Russian teenager Andrey Rublev knocked out Belgian ninth seed David Goffin to set up a US Open quarter-final with Rafael Nadal.
Rublev, 19, won 7-5 7-6 (7-5) 6-3 to become the youngest man to reach the last eight at Flushing Meadows since Andy Roddick in 2001.
Nadal, 31, saw off Ukraine’s Alexandr Dolgopolov 6-2 6-4 6-1 in just one hour and 41 minutes in New York.
The Spaniard returns to the last eight for the first time in four years.
He will face one of the sport’s rising stars in Rublev, who only broke into the top 100 in June and the top 50 in July.
The Russian, now ranked 53rd after peaking at 49th last month, had beaten seventh seed Grigor Dimitrov in the second round.
He saw off Goffin in two hours and five minutes, with the Belgian hampered by a knee injury.
“I’m a little bit lucky to be in the quarter-final but of course I’m enjoying it, and I will try to do my best in the next match,” said Rublev.
“Rafa is the real champion and I’m just going to try to enjoy it – this is the quarter-final and I have nothing to lose.”
‘This sport is about victory’
Nadal has practised with Rublev in Majorca, describing him as a “great guy”, but he did not accept that the teenager would be free of pressure when they meet.
“Of course he’s young, but at the same time, he’s in the quarter-finals,” said Nadal.
“He has a chance to be in the semi-finals for the first time of his career, and I have been there a couple of times.
“So of course he has things to lose. And of course I have things to lose and things to win.
“But I tell you one thing, this sport is about victory. This is not about defeats. At the end of your career, nobody remember your defeats, your losses. People remember the victories.

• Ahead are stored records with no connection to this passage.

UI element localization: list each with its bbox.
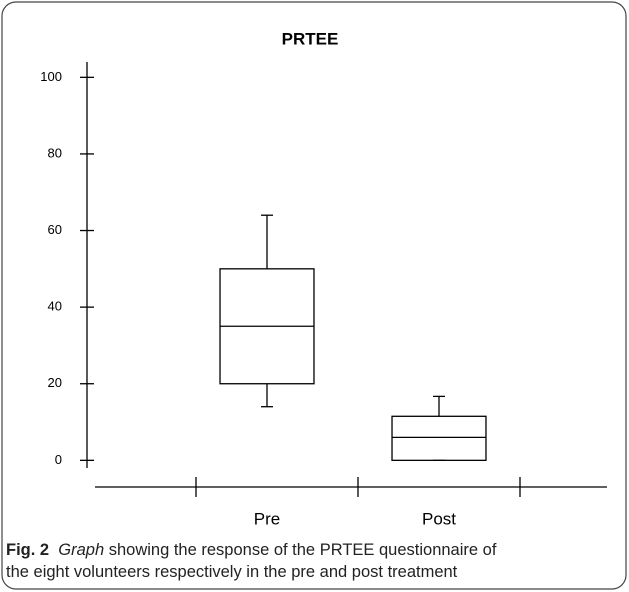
y-tick-label: 0 xyxy=(55,452,62,467)
x-tick-label: Post xyxy=(422,509,456,528)
y-tick-label: 80 xyxy=(48,145,62,160)
y-tick-label: 100 xyxy=(40,69,62,84)
chart-title: PRTEE xyxy=(282,29,339,48)
y-tick-label: 40 xyxy=(48,299,62,314)
y-tick-label: 20 xyxy=(48,375,62,390)
caption-line: Fig. 2 Graph showing the response of the… xyxy=(6,539,496,561)
caption-emphasis: Graph xyxy=(58,541,105,559)
y-tick-label: 60 xyxy=(48,222,62,237)
caption-text: the eight volunteers respectively in the… xyxy=(6,563,458,581)
caption-text: showing the response of the PRTEE questi… xyxy=(108,541,497,559)
box xyxy=(391,415,487,461)
caption-label: Fig. 2 xyxy=(6,541,50,559)
caption: Fig. 2 Graph showing the response of the… xyxy=(6,539,496,583)
x-tick-label: Pre xyxy=(254,509,280,528)
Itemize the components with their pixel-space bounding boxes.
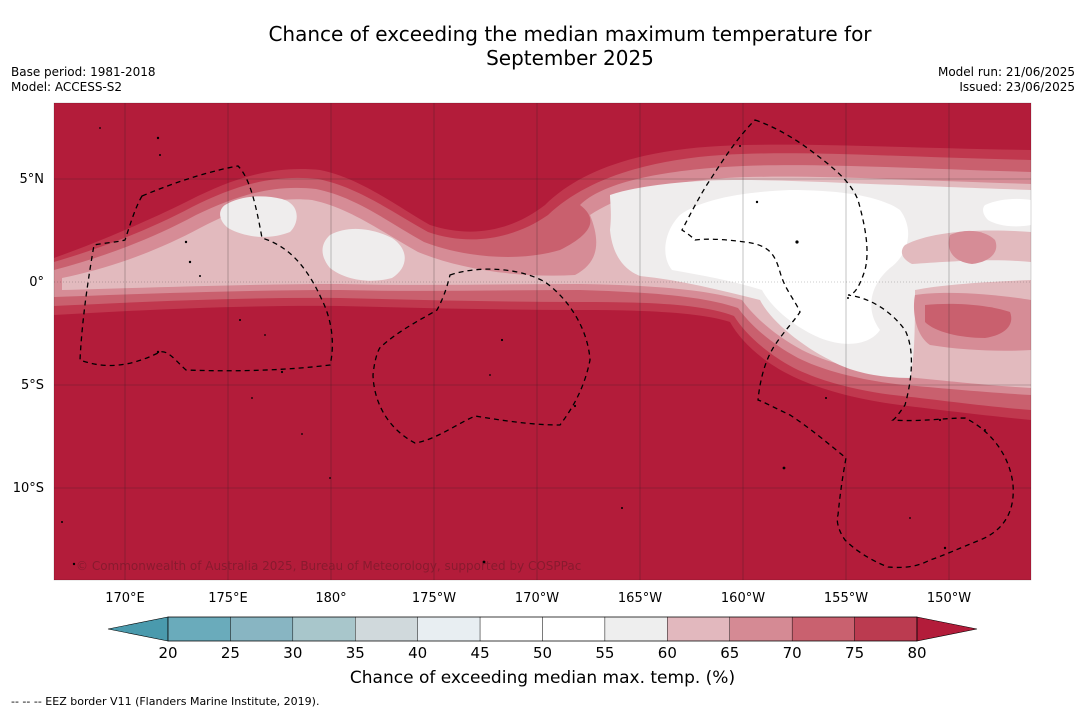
band-50-55	[665, 190, 1031, 344]
lat-label-5n: 5°N	[20, 172, 45, 187]
probability-field: © Commonwealth of Australia 2025, Bureau…	[54, 103, 1031, 580]
colorbar-cell	[292, 616, 356, 642]
graticule	[54, 103, 1031, 580]
meta-right: Model run: 21/06/2025 Issued: 23/06/2025	[938, 65, 1075, 95]
colorbar-tick-label: 55	[595, 644, 614, 662]
colorbar-tick-label: 35	[346, 644, 365, 662]
colorbar-tick-label: 50	[533, 644, 552, 662]
lat-label-0: 0°	[29, 275, 44, 290]
lon-label-155w: 155°W	[824, 591, 868, 606]
islands	[61, 127, 986, 566]
lat-label-10s: 10°S	[13, 481, 44, 496]
longitude-labels: 170°E 175°E 180° 175°W 170°W 165°W 160°W…	[105, 591, 971, 606]
latitude-labels: 5°N 0° 5°S 10°S	[13, 172, 44, 496]
colorbar-tick-label: 80	[907, 644, 926, 662]
colorbar-tick-label: 20	[158, 644, 177, 662]
lon-label-170e: 170°E	[105, 591, 145, 606]
eez-phoenix-line	[681, 119, 1014, 569]
copyright-notice: © Commonwealth of Australia 2025, Bureau…	[76, 559, 581, 573]
lon-label-175w: 175°W	[412, 591, 456, 606]
colorbar-tick-label: 60	[658, 644, 677, 662]
map-frame	[53, 102, 1032, 581]
issued-date: Issued: 23/06/2025	[959, 80, 1075, 94]
title-line-1: Chance of exceeding the median maximum t…	[268, 22, 872, 46]
colorbar-cell	[667, 616, 730, 642]
colorbar-tick-label: 45	[471, 644, 490, 662]
colorbar-ticks: 20 25 30 35 40 45 50 55 60 65 70 75 80	[158, 644, 926, 662]
model-name: Model: ACCESS-S2	[11, 80, 123, 94]
colorbar-cell	[230, 616, 294, 642]
lon-label-170w: 170°W	[515, 591, 559, 606]
colorbar-cell	[417, 616, 481, 642]
lon-label-160w: 160°W	[721, 591, 765, 606]
colorbar-tick-label: 75	[845, 644, 864, 662]
colorbar-tick-label: 65	[720, 644, 739, 662]
colorbar-low-extend	[107, 616, 169, 642]
colorbar-tick-label: 70	[783, 644, 802, 662]
base-period: Base period: 1981-2018	[11, 65, 156, 79]
colorbar-cell	[167, 616, 231, 642]
eez-tokelau-samoa	[372, 268, 591, 444]
colorbar-title: Chance of exceeding median max. temp. (%…	[349, 668, 736, 688]
colorbar-cell	[604, 616, 668, 642]
eez-footnote: -- -- -- EEZ border V11 (Flanders Marine…	[11, 695, 320, 708]
eez-borders	[79, 119, 1014, 569]
colorbar-cell	[729, 616, 793, 642]
lon-label-150w: 150°W	[927, 591, 971, 606]
colorbar-tick-label: 40	[408, 644, 427, 662]
colorbar-frame	[167, 616, 918, 642]
colorbar-tick-label: 30	[283, 644, 302, 662]
colorbar-cell	[479, 616, 543, 642]
lon-label-165w: 165°W	[618, 591, 662, 606]
lat-label-5s: 5°S	[21, 378, 44, 393]
band-65-70-east	[948, 230, 997, 264]
colorbar-tick-label: 25	[221, 644, 240, 662]
colorbar: 20 25 30 35 40 45 50 55 60 65 70 75 80	[107, 616, 978, 662]
title-line-2: September 2025	[486, 46, 654, 70]
map-title: Chance of exceeding the median maximum t…	[200, 22, 940, 70]
colorbar-cells	[167, 616, 918, 642]
colorbar-cell	[542, 616, 606, 642]
lon-label-180: 180°	[315, 591, 346, 606]
colorbar-high-extend	[916, 616, 978, 642]
colorbar-cell	[854, 616, 918, 642]
colorbar-cell	[355, 616, 418, 642]
colorbar-cell	[791, 616, 855, 642]
lon-label-175e: 175°E	[208, 591, 248, 606]
model-run: Model run: 21/06/2025	[937, 65, 1075, 79]
meta-left: Base period: 1981-2018 Model: ACCESS-S2	[11, 65, 156, 95]
band-70-75-southeast	[925, 303, 1012, 338]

“For everybody it’s everything to win, you know. And that’s it.”
‘Of course, it’s better to be 19 than 31’
Dolgopolov, ranked 64th, had won two of his previous three matches against Nadal, but rarely threatened in New York.
The Spaniard fired 11 forehand winners off his dominant side, while Dolgopolov made 39 errors as his game grew increasingly wayward.
A double-fault and a forehand error gave up the first break of serve in game three, and Nadal came through the only testing moment by saving two break points in game six.
A brilliant backhand cross-court winner gave the Spaniard a double break, and soon after the set, before Dolgopolov’s hopes effectively ended midway though the second set.
Two errors gave up the crucial break at 4-4 and Nadal rolled through nine of the last 10 games to complete a comfortable afternoon’s work.
Looking ahead to the quarter-final, and an opponent who was four years old when the Spaniard turned professional, Nadal said: “Of course, it’s better to be 19 than 31.
“I always wanted to be young. Even when I was eight years old, I was not very happy when it was my birthday to be nine. Still the same – I am 31, and I am not happy when my birthday going to be 32.
“I am happy being young, no? I don’t want to get older.”